Investing in Gold Coins
- Last Updated: Monday, 26 October 2020
A hobbyist that collects gold coins is known as a numismatist. While some of these collectors might realize that gold coins can be a very good investment, that’s not why they’re collecting them.
A numismatic likes to collect coins because they are works of art. They are a lasting reminder of our history, and they are rare. Gold has been used in coins for thousands of years because gold has some very special metallic properties.
When our ancestors picked gold as the metal to be used in coins, they put a lot of thought into the selection process. It’s always been hard to find, and rare items that are desired are usually valuable. That’s the law of supply and demand at work.
It’s also easy to work with, because pure gold, the 24 karat variety, is a relatively soft metal. That means it’s malleable, so it can easily be stamped into a coin. Finally, gold does not oxidize (or rust) easily, and it does not dissolve, even in most strong acids. Our ancestors produced gold coins because the metal is rare, durable, and soft enough to stamp, or mint, into coins.
Gold Coins as Investments
Individuals interested in gold coins have a choice to move down one of two paths. There are collectors that purchase coins because of their scarcity and beauty. While others buy the American Eagle, the Austrian Vienna Philharmonic, the Canadian Maple Leaf, and the South African Krugerrand as part of their investment portfolio.

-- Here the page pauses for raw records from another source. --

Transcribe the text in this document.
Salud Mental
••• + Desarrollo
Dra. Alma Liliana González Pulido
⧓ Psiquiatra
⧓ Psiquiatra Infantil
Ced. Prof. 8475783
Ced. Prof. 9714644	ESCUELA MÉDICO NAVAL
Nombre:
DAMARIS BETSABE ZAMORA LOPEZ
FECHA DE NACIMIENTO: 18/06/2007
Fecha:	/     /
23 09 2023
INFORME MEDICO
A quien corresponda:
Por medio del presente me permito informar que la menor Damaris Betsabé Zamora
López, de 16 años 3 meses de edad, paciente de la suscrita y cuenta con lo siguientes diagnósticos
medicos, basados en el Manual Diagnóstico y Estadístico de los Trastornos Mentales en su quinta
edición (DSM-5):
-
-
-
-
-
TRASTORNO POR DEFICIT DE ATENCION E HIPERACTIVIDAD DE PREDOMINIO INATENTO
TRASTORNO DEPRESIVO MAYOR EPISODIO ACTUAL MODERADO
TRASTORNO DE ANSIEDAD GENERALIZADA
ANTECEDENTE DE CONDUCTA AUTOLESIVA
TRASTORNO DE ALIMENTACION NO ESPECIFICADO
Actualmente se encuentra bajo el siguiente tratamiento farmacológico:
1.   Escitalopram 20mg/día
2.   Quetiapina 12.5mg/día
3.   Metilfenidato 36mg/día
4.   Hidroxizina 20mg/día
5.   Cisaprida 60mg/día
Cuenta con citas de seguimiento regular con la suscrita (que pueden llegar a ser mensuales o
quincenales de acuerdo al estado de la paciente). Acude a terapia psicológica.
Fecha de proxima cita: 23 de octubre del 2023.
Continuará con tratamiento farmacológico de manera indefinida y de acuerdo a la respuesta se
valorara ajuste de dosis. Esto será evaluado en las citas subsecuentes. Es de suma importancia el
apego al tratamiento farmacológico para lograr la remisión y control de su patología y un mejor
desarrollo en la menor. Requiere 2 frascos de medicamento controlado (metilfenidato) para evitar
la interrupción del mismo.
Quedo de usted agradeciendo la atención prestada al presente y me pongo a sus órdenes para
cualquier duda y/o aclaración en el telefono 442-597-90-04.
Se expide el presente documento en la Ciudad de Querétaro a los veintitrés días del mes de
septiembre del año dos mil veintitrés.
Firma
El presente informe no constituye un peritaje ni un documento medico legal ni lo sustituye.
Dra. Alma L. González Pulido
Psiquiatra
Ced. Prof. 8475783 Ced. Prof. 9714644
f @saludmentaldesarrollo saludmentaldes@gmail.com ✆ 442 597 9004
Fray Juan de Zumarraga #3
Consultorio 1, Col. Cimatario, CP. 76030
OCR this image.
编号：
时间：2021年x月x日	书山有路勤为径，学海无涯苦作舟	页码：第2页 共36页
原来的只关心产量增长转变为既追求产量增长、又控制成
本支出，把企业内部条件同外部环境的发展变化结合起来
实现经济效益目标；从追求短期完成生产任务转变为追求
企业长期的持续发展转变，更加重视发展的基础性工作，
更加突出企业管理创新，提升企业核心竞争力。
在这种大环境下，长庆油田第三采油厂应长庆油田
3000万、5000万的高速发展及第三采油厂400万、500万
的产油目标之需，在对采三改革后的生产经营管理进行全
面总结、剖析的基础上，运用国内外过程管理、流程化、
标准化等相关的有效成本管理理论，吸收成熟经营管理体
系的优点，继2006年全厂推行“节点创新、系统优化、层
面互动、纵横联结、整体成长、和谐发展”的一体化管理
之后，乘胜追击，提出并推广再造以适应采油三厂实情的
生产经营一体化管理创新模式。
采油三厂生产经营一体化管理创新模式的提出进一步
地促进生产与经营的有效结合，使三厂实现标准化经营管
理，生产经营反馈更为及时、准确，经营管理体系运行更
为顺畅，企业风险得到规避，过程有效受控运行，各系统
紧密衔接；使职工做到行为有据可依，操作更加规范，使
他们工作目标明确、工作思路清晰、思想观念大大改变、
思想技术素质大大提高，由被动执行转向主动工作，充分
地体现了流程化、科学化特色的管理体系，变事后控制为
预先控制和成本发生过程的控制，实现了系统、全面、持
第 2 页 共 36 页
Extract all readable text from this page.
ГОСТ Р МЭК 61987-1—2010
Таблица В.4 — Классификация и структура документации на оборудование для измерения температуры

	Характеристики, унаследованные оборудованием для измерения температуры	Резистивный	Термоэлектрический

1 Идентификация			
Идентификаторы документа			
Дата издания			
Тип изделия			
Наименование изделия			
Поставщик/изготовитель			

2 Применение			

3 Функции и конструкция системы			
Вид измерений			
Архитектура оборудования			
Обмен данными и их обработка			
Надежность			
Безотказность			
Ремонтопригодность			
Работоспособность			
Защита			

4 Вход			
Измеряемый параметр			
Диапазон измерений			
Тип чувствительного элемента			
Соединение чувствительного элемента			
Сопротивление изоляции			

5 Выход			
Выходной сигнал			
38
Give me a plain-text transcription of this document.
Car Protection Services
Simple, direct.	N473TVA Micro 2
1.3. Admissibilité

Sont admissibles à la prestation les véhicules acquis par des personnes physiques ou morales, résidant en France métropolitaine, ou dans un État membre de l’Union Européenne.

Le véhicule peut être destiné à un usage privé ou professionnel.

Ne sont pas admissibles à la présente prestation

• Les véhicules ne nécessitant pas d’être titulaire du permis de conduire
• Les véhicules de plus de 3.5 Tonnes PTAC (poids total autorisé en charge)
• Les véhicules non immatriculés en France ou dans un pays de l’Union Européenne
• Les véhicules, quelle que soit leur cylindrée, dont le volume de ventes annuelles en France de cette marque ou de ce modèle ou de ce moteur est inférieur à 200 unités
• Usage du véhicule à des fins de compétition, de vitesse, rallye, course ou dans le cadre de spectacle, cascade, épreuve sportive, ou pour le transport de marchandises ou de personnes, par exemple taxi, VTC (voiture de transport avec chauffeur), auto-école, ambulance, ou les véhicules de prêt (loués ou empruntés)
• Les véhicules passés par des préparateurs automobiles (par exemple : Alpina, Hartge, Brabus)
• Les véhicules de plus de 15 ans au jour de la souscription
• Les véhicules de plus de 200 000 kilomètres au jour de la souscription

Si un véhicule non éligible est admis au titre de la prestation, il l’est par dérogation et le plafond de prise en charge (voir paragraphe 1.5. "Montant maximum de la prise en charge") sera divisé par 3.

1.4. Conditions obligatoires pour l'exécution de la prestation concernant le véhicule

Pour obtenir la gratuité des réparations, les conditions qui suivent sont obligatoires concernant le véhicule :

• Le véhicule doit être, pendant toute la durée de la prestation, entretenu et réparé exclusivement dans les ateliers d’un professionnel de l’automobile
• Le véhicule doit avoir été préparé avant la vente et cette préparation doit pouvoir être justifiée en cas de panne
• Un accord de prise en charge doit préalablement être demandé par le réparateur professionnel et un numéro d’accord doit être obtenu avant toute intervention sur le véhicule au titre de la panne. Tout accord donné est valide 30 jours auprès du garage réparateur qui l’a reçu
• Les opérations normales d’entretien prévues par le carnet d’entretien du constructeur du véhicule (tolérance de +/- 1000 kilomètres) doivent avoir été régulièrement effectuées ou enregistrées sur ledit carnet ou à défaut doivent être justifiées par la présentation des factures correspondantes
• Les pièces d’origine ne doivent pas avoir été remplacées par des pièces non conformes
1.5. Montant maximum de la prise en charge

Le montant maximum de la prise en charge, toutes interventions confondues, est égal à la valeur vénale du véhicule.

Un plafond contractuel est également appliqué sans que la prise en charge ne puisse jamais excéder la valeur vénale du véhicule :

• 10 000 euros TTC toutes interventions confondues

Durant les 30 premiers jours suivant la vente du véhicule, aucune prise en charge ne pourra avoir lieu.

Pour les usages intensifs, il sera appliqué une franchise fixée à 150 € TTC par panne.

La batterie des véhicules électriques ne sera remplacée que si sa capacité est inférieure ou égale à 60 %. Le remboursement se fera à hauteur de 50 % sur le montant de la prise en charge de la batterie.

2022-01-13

This second type of investment, holding bullion, is a fairly common strategy used as a hedge against inflation. To understand why gold can be used as a hedge, it’s critical to understand its use as an exchange rate standard.
Historically, gold was used as a universal exchange commodity. Between the years 1870 and 1914, there was a fixed exchange rate for gold throughout the world. That means the currencies of different countries (U.S. Dollar, Canadian Dollar, British Pound) were all linked to gold. This was known in the monetary world as the Gold Standard. By standardizing currencies, those participating countries could easily exchange goods and services, and the value of their currencies was relatively stable.
During the Bretton Woods Conference, gold was abandoned, as a currency standard and a set of complex rules were put in place to help stimulate international trade and maintain currency stability. World currencies were to be fixed to the U.S. dollar, which was also fixed to gold at $35 per ounce.
This fixed price was maintained until 1971, when international governments adopted a floating system. But the relationship between gold, the U.S. dollar, and monetary policy remains strong. This relationship is why gold can still be used as a hedge against inflation.
When inflation hits one country hard relative to another, the value of its currency is eroded. That’s because the relative strength of the currency is diminished. It takes more of it to buy something from another country, which is not experiencing a high rate of inflation.
In the United States, when the dollar is weakening against other currencies, some investors will want to hold hard assets, such as gold. This is because all countries recognize the value of gold; therefore, the price should rise, in terms of U.S. dollars, with inflation.
In other words, just because the dollar is devalued by other countries, the value of gold remains constant in terms of their native currencies. This means gold will be worth more in terms of the dollar when it’s weakening internationally. In this manner, gold acts as a currency hedge.
Investors understand the above relationship; so the price of gold often begins to rise even when inflationary times only threaten. Because investors are uncertain of the future value of paper assets they might be holding (for example, the stock of an American company), they look to gold’s stability to ride them through these inflationary hard times.
Now that we’ve explained why investing in gold coins is so popular, especially during inflationary times, it’s important to point out that coins are not the only way to invest in gold. Our article, Investing in Gold, walks through a number of options, including:
- Bullion and Coins: produced by refiners in increments that range from one gram through 400 ounces (25 pounds) worth nearly $760,000 at today’s prices (October 2020).
- Collectible Coins: also referred to as numismatic, or the hobby of collecting old or rare coins.
- Jewelry: the purchase and holding of gold jewelry for investment purposes is more common outside of the United States.
- Gold Certificates: a paper certificate indicating ownership of gold held by a financial institution.
- Mining Company Stocks: investing in the gold mining company itself can bring additional rewards as well as risks.
- Mutual Funds: an alternative to creating a portfolio of mining stocks, gold mutual funds eliminate the risk associated with a single company’s operating performance.